Frauen haben schon längst den Weg in die Spitzenpositionen der Wissenschaft gefunden. Bei den harten Naturwissenschaften allerdings, sind sie kaum anzutreffen. Daher hat die Redakteurin der Süddeutschen Zeitung, Jeanne Rubner, jetzt mit Unterstützung des Bundesforschungsministeriums ein Ermutigungsbuch herausgegeben. "Frauen, die Forschen" heißt es und präsentiert zusammen mit reichlich Hochglanzbildern 25 Naturwissenschaftlerinnen in Top-Positionen. Ausführlich berichten sie über ihre Arbeit im Labor und vor allem von der ungebremsten Begeisterung daran, Neues zu entdecken und zu entwickeln. Bezeichnenderweise kommt dabei das Privatleben dieser Erfolgsfrauen meist gar nicht oder nur am Rande vor. Dabei dürfte genau hier der Schlüssel dafür liegen, dass Frauen selten berufliche Top-Positionen anstreben. Tatsächlich ist ein Großteil der porträtierten Frauen kinderlos. Und die wenigen Mütter unter ihnen leiden alle unter Zeitmangel, den ihre Kinder zu spüren bekommen. Dennoch ist von den Vätern als Partnern in der Kindererziehung kaum die Rede.

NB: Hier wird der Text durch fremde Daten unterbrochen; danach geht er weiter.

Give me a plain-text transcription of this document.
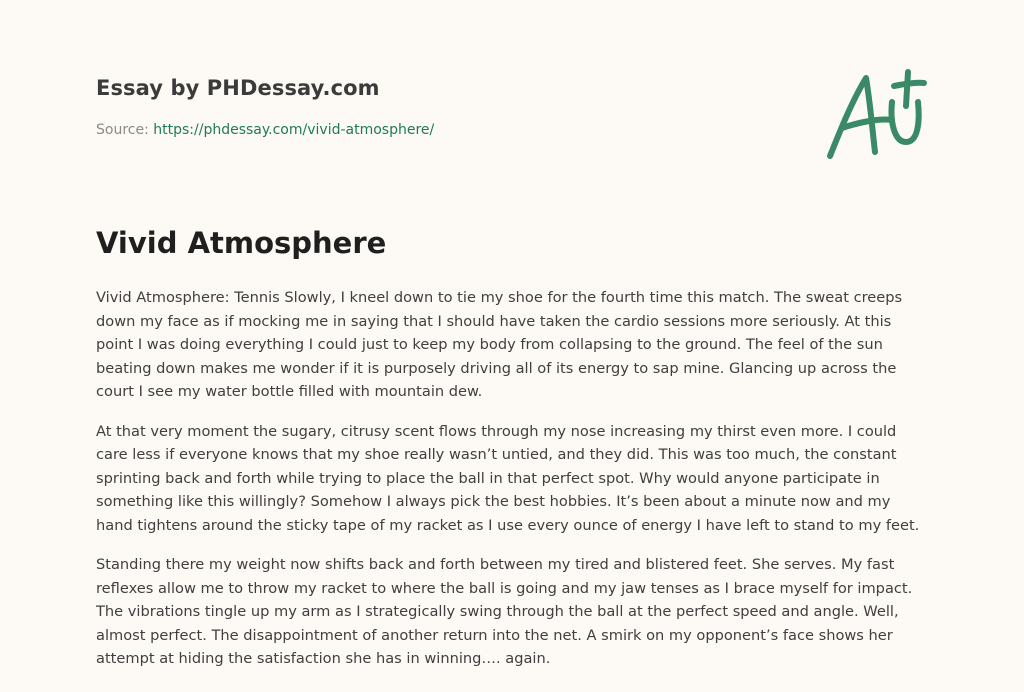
Essay by PHDessay.com
Source: https://phdessay.com/vivid-atmosphere/
Vivid Atmosphere

Vivid Atmosphere: Tennis Slowly, I kneel down to tie my shoe for the fourth time this match. The sweat creeps down my face as if mocking me in saying that I should have taken the cardio sessions more seriously. At this point I was doing everything I could just to keep my body from collapsing to the ground. The feel of the sun beating down makes me wonder if it is purposely driving all of its energy to sap mine. Glancing up across the court I see my water bottle filled with mountain dew.

At that very moment the sugary, citrusy scent flows through my nose increasing my thirst even more. I could care less if everyone knows that my shoe really wasn’t untied, and they did. This was too much, the constant sprinting back and forth while trying to place the ball in that perfect spot. Why would anyone participate in something like this willingly? Somehow I always pick the best hobbies. It’s been about a minute now and my hand tightens around the sticky tape of my racket as I use every ounce of energy I have left to stand to my feet.

Standing there my weight now shifts back and forth between my tired and blistered feet. She serves. My fast reflexes allow me to throw my racket to where the ball is going and my jaw tenses as I brace myself for impact. The vibrations tingle up my arm as I strategically swing through the ball at the perfect speed and angle. Well, almost perfect. The disappointment of another return into the net. A smirk on my opponent’s face shows her attempt at hiding the satisfaction she has in winning…. again.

Die Ursache dafür versucht DIETER THOMÄ mit seinem Buch "Väter - eine moderne Heldengeschichte" herauszuarbeiten. Thomä ist nicht nur Vater, sondern unter den Philosophen der Spezialist für Familienfragen. Für ihn sind die Schwierigkeiten der Männer letztlich auf den Zerfall des traditionellen Vaterbildes zurückzuführen. Diese Entwicklung habe bereits vor mehr als zweihundert Jahren mit der Entstehung unserer modernen Gesellschaften eingesetzt. Dabei habe sich die traditionelle patriarchale Ordnung aufgelöst, die ursprünglich aus drei Elementen bestand:
Ganz oben stand der göttliche Vater, darunter befand sich der von ihm autorisierte Monarch, und noch eine Etage tiefer herrschte der Familienvater, über den die beiden anderen schützend die Hand hielten.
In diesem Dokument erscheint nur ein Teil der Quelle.